This. I think what you do in that break really matters. If it's taking a sip of coffee, browsing HN or answering a question then it's not going to help.
I have learnt to race cars over the past 5 years. I can lap and lap and lap, but the greatest improvement comes from the breaks between sessions, which can be minutes, hours, days or weeks. I stumbled upon the most effective strategy the other week when training in my simulator: I was doing a small number of laps, say between 7 and 10 then returning to the pits. I'd reflect on how the "stint" felt for a couple of minutes and then have a look at the telemetry, comparing laps and correlating my memory of the on-track experience with the sensor outputs that I could see in the telemetry. After doing this for 20 minutes, decide on some small setup tweaks and jump back in for another 7-10 lap stint, rinse and repeat.

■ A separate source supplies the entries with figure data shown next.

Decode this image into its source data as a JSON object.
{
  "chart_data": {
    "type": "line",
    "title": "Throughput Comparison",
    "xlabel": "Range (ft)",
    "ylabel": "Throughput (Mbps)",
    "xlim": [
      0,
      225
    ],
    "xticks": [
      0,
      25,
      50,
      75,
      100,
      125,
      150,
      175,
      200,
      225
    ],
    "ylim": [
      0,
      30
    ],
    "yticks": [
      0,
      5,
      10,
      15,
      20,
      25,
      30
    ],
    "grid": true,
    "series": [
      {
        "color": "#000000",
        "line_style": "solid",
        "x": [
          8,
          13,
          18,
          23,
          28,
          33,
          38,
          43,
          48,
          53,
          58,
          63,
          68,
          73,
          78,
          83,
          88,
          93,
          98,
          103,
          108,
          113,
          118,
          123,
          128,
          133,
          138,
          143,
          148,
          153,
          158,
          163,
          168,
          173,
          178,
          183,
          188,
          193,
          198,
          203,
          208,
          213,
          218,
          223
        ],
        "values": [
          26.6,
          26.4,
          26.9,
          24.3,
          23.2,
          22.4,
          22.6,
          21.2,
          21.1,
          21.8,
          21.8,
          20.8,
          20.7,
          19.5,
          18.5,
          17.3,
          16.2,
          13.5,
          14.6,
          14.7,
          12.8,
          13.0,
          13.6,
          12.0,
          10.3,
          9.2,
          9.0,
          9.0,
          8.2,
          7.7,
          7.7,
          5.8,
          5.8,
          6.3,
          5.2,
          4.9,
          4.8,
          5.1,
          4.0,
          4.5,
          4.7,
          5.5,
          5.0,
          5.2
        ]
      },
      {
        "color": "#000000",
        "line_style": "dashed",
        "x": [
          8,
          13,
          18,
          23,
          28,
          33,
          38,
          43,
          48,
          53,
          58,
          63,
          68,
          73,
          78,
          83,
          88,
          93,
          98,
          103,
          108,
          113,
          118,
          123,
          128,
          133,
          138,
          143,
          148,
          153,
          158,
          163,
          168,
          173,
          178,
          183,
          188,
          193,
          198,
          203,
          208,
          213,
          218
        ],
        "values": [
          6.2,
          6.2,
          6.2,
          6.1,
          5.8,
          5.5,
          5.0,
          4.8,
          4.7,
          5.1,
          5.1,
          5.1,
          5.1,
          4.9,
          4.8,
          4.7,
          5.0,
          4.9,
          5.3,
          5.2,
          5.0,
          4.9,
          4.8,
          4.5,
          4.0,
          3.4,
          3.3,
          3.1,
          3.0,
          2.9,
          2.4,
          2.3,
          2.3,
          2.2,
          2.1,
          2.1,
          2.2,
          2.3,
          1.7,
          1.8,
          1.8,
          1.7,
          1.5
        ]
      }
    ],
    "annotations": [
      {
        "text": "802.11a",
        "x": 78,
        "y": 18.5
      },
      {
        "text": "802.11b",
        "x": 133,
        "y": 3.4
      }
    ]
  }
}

I spent maybe 3 hours doing it and drove maybe 50 laps during that time (I could have done over twice that number if I hadn't taken my approach), but the improvement I got from it by the end was far and above anything I've tried before.
I can also relate it to another time in a real car where I was learning a new track and car in a short 20 minute session. I had done ~15 minutes on track and the session was stopped. I got back to the pits and sat in the car. I asked my engineer about the time I'd done in relation to other drivers and just sat there in the car thinking through my laps and where I could be "better". I went back out on track for the final 5 minutes and made a huge improvement, finishing top. It wouldn't have happened without that brief period of reflection.
TL;DR
Do what you're doing for the shortest meaningful period of time. Stop and reflect on what you've been doing and what you could do differently/try/better. Let your mind relax whilst you're doing this - it shouldn't be an intense process. The go back in and put your reflection into action.
It's important that you try to make adjustments to your performance, even if they fail. If you just do the same thing over and over again, you're missing the opportunity to diverge from your current behaviour, which is probably suboptimal given your experience.
What you're describing here is really what Ericsson refers to when he talks about 'deliberate practice' (from the 10 000 hours meme). You correctly recognized that instead of doing more laps some of your time was better spent on deep analysis.
If we stick with the racing analogy I think what the article talks about is that you would've seen solid gains if you had tried to run a single lap perfectly, stopped, stayed in your car, and just relaxed while your subconscious got some time to process everything that just happened, without your bombarding it with new information. If you were to follow the instructions to the letter you'd hang out for a time equivalent to your lap time, but they left it as an open question if this mechanic scales beyond the 10s repetitions used in the study.
I hope they do more of the studies because the required time of rest could plausibly scale in different ways:
1. Your subconscious can only remember so much stuff to replay and learn from while resting so a break beyond X isn't beneficial.
2. The rest time needed is linear with the stimulus.
3. Long action sequences are such a rich source that the subconscious can mine them for a long time. Beneficial rest time scales exponentially.